The second is a matter of protocol. Biden would have a better claim than Kerry to be treated as an appropriate stand-in for the president. It is easier for other governments to accept the vice president as a replacement for the president than the secretary of state. Al Gore's tenure as vice president established the precedent that the American VP was the appropriate interlocutor for prime ministers in other governments (especially Russian prime ministers Viktor Chernomyrdin and Yevgeny Primakov). More recently, we have the precedent set at the 2012 G-8 summit that a president unable to attend (in this case, Vladimir Putin, who also claimed to have pressing domestic matters to settle) that a prime minister would be treated as a near-peer of the other heads of state. Citing the Medvedev precedent, Biden could have been dispatched to Indonesia (and then to Brunei for the East Asia summit).

Throughout his tenure as vice president, Biden has been dispatched as a troubleshooter for the administration on foreign-policy issues. Earlier this year, he "tracked" the visits of key Chinese officials to Latin America, following up by continuing to stress America's engagement with the countries of the hemisphere. It was Biden who made critical visits to India and to Brazil, in an effort to reassure these rising powers and leading democracies of the global South of continuing U.S. engagement. My guess is that a number of key Asian leaders—who were counting on the opportunity to be able to converse directly with Obama—would feel better served by returning to their countries by being able to point to substantive conversations with the vice president rather than the secretary of state.

Perhaps Biden was kept in Washington out of a sense that his domestic political experience would help to resolve the government shutdown. But the government of the world's sole superpower has to be able to walk and chew gum at the same time; the rest of the world does not set aside its business to accommodate the U.S. political calendar.
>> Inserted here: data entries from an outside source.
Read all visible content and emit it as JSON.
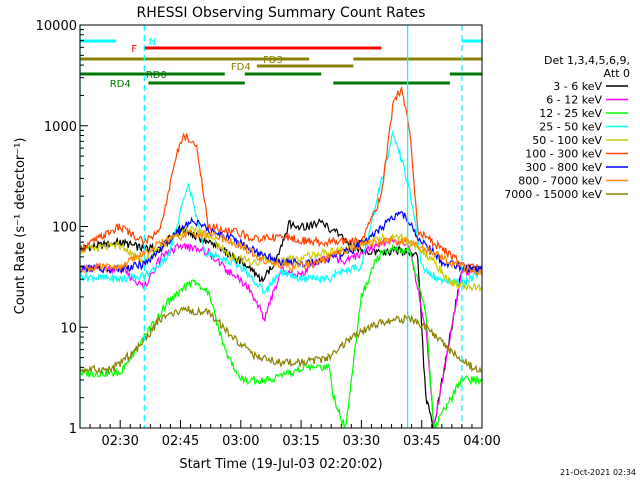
{
  "chart_data": {
    "type": "line",
    "title": "RHESSI Observing Summary Count Rates",
    "xlabel": "Start Time (19-Jul-03 02:20:02)",
    "ylabel": "Count Rate (s⁻¹ detector⁻¹)",
    "yscale": "log",
    "ylim": [
      1,
      10000
    ],
    "xlim_minutes": [
      0,
      100
    ],
    "x_ticks": [
      {
        "t": 10,
        "label": "02:30"
      },
      {
        "t": 25,
        "label": "02:45"
      },
      {
        "t": 40,
        "label": "03:00"
      },
      {
        "t": 55,
        "label": "03:15"
      },
      {
        "t": 70,
        "label": "03:30"
      },
      {
        "t": 85,
        "label": "03:45"
      },
      {
        "t": 100,
        "label": "04:00"
      }
    ],
    "y_ticks": [
      {
        "v": 1,
        "label": "1"
      },
      {
        "v": 10,
        "label": "10"
      },
      {
        "v": 100,
        "label": "100"
      },
      {
        "v": 1000,
        "label": "1000"
      },
      {
        "v": 10000,
        "label": "10000"
      }
    ],
    "legend": {
      "title_line1": "Det 1,3,4,5,6,9,",
      "title_line2": "Att 0",
      "position": "right"
    },
    "series": [
      {
        "name": "3 - 6 keV",
        "color": "#000000",
        "points": [
          [
            0,
            60
          ],
          [
            10,
            70
          ],
          [
            16,
            60
          ],
          [
            20,
            62
          ],
          [
            25,
            95
          ],
          [
            30,
            75
          ],
          [
            35,
            60
          ],
          [
            40,
            45
          ],
          [
            45,
            30
          ],
          [
            48,
            40
          ],
          [
            52,
            105
          ],
          [
            56,
            100
          ],
          [
            60,
            110
          ],
          [
            64,
            85
          ],
          [
            68,
            62
          ],
          [
            72,
            55
          ],
          [
            76,
            55
          ],
          [
            80,
            58
          ],
          [
            84,
            50
          ],
          [
            86,
            2
          ],
          [
            88,
            1
          ],
          [
            95,
            38
          ],
          [
            100,
            38
          ]
        ]
      },
      {
        "name": "6 - 12 keV",
        "color": "#ff00ff",
        "points": [
          [
            0,
            38
          ],
          [
            10,
            38
          ],
          [
            16,
            25
          ],
          [
            20,
            48
          ],
          [
            25,
            65
          ],
          [
            28,
            60
          ],
          [
            32,
            55
          ],
          [
            36,
            38
          ],
          [
            42,
            25
          ],
          [
            46,
            12
          ],
          [
            50,
            38
          ],
          [
            54,
            32
          ],
          [
            58,
            42
          ],
          [
            62,
            50
          ],
          [
            66,
            45
          ],
          [
            72,
            60
          ],
          [
            78,
            75
          ],
          [
            82,
            62
          ],
          [
            86,
            10
          ],
          [
            88,
            1
          ],
          [
            95,
            36
          ],
          [
            100,
            36
          ]
        ]
      },
      {
        "name": "12 - 25 keV",
        "color": "#00ff00",
        "points": [
          [
            0,
            3.5
          ],
          [
            10,
            3.5
          ],
          [
            16,
            8
          ],
          [
            22,
            18
          ],
          [
            28,
            28
          ],
          [
            32,
            22
          ],
          [
            36,
            6
          ],
          [
            40,
            3
          ],
          [
            48,
            3
          ],
          [
            56,
            4
          ],
          [
            62,
            4
          ],
          [
            63,
            2
          ],
          [
            66,
            1
          ],
          [
            70,
            20
          ],
          [
            74,
            50
          ],
          [
            78,
            60
          ],
          [
            82,
            55
          ],
          [
            86,
            15
          ],
          [
            88,
            1
          ],
          [
            95,
            3
          ],
          [
            100,
            3
          ]
        ]
      },
      {
        "name": "25 - 50 keV",
        "color": "#00ffff",
        "points": [
          [
            0,
            32
          ],
          [
            10,
            30
          ],
          [
            16,
            32
          ],
          [
            22,
            50
          ],
          [
            27,
            270
          ],
          [
            31,
            55
          ],
          [
            36,
            48
          ],
          [
            40,
            40
          ],
          [
            46,
            22
          ],
          [
            50,
            35
          ],
          [
            56,
            30
          ],
          [
            62,
            30
          ],
          [
            64,
            35
          ],
          [
            70,
            40
          ],
          [
            74,
            200
          ],
          [
            78,
            860
          ],
          [
            82,
            240
          ],
          [
            85,
            40
          ],
          [
            90,
            28
          ],
          [
            96,
            28
          ],
          [
            100,
            36
          ]
        ]
      },
      {
        "name": "50 - 100 keV",
        "color": "#cccc00",
        "points": [
          [
            0,
            58
          ],
          [
            10,
            65
          ],
          [
            16,
            45
          ],
          [
            22,
            70
          ],
          [
            26,
            95
          ],
          [
            32,
            82
          ],
          [
            38,
            48
          ],
          [
            44,
            45
          ],
          [
            50,
            45
          ],
          [
            56,
            50
          ],
          [
            62,
            55
          ],
          [
            68,
            62
          ],
          [
            74,
            75
          ],
          [
            80,
            78
          ],
          [
            84,
            60
          ],
          [
            88,
            45
          ],
          [
            92,
            28
          ],
          [
            96,
            25
          ],
          [
            100,
            25
          ]
        ]
      },
      {
        "name": "100 - 300 keV",
        "color": "#ff4400",
        "points": [
          [
            0,
            60
          ],
          [
            10,
            100
          ],
          [
            16,
            70
          ],
          [
            20,
            95
          ],
          [
            24,
            500
          ],
          [
            26,
            800
          ],
          [
            29,
            600
          ],
          [
            32,
            100
          ],
          [
            38,
            90
          ],
          [
            44,
            75
          ],
          [
            50,
            80
          ],
          [
            56,
            72
          ],
          [
            62,
            70
          ],
          [
            70,
            72
          ],
          [
            75,
            200
          ],
          [
            78,
            1800
          ],
          [
            80,
            2300
          ],
          [
            82,
            900
          ],
          [
            84,
            90
          ],
          [
            90,
            60
          ],
          [
            96,
            40
          ],
          [
            100,
            38
          ]
        ]
      },
      {
        "name": "300 - 800 keV",
        "color": "#0000ff",
        "points": [
          [
            0,
            38
          ],
          [
            10,
            38
          ],
          [
            16,
            42
          ],
          [
            22,
            70
          ],
          [
            28,
            120
          ],
          [
            32,
            90
          ],
          [
            38,
            75
          ],
          [
            44,
            55
          ],
          [
            50,
            45
          ],
          [
            56,
            42
          ],
          [
            62,
            48
          ],
          [
            68,
            60
          ],
          [
            74,
            90
          ],
          [
            80,
            140
          ],
          [
            84,
            80
          ],
          [
            90,
            45
          ],
          [
            96,
            38
          ],
          [
            100,
            38
          ]
        ]
      },
      {
        "name": "800 - 7000 keV",
        "color": "#ff8800",
        "points": [
          [
            0,
            38
          ],
          [
            10,
            40
          ],
          [
            16,
            55
          ],
          [
            22,
            75
          ],
          [
            28,
            85
          ],
          [
            34,
            80
          ],
          [
            40,
            65
          ],
          [
            46,
            45
          ],
          [
            52,
            40
          ],
          [
            58,
            42
          ],
          [
            64,
            55
          ],
          [
            70,
            65
          ],
          [
            76,
            72
          ],
          [
            82,
            70
          ],
          [
            88,
            55
          ],
          [
            94,
            40
          ],
          [
            100,
            35
          ]
        ]
      },
      {
        "name": "7000 - 15000 keV",
        "color": "#8b8000",
        "points": [
          [
            0,
            3.8
          ],
          [
            8,
            3.8
          ],
          [
            14,
            6
          ],
          [
            20,
            12
          ],
          [
            26,
            15
          ],
          [
            32,
            14
          ],
          [
            38,
            8
          ],
          [
            44,
            5
          ],
          [
            50,
            4.5
          ],
          [
            56,
            4.5
          ],
          [
            62,
            5
          ],
          [
            66,
            7
          ],
          [
            72,
            10
          ],
          [
            78,
            12
          ],
          [
            82,
            12
          ],
          [
            86,
            10
          ],
          [
            90,
            7
          ],
          [
            94,
            5
          ],
          [
            100,
            3.5
          ]
        ]
      }
    ],
    "state_bars": [
      {
        "label": "N",
        "color": "#00ffff",
        "label_t": 18,
        "segments": [
          [
            0,
            9
          ],
          [
            95,
            100
          ]
        ]
      },
      {
        "label": "F",
        "color": "#ff0000",
        "label_t": 13.5,
        "segments": [
          [
            16,
            75
          ]
        ]
      },
      {
        "label": "FD3",
        "color": "#8b8000",
        "label_t": 48,
        "segments": [
          [
            0,
            57
          ],
          [
            68,
            100
          ]
        ]
      },
      {
        "label": "FD4",
        "color": "#8b8000",
        "label_t": 40,
        "segments": [
          [
            44,
            68
          ]
        ]
      },
      {
        "label": "RD0",
        "color": "#007700",
        "label_t": 19,
        "segments": [
          [
            0,
            36
          ],
          [
            41,
            60
          ],
          [
            92,
            100
          ]
        ]
      },
      {
        "label": "RD4",
        "color": "#007700",
        "label_t": 10,
        "segments": [
          [
            17,
            41
          ],
          [
            63,
            92
          ]
        ]
      }
    ],
    "dashed_vlines_t": [
      16,
      95
    ],
    "solid_vlines_t": [
      0,
      81.5
    ],
    "footer": "21-Oct-2021 02:34"
  }
}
There may also be concerns, based on earlier signs, that Biden might be setting himself up as the "heir" in order to better facilitate a run for the White House in 2016; a photo-op of him "looking presidential" could enhance those efforts. I hope that these calculations did not enter into the picture, for if Biden's presence at the APEC and East Asia summits could produce more dividends for the United States, in terms of reassuring now increasingly jittery allies that the United States is not serious about its pivot to Asia, then he should have gone.

No doubt the mantra in Washington is that this will all be fixed later. The United States will not disappear as an Asia-Pacific power overnight, but when even close allies like Australia make time to court China (the new prime minister Tony Abbott's first bilateral meeting was to have been with Obama—but instead was held with Xi) Washington cannot take any country in the region for granted. At any rate, the Obama administration, once the shutdown crisis is resolved, will have to be prepared to make a full-court press to regain the initiative in the region if its rhetoric about the pivot to Asia will have any remaining credibility.

Nikolas K. Gvosdev, a senior editor at The National Interest, is a professor of national-security studies at the U.S. Naval War College. The views expressed are entirely his own.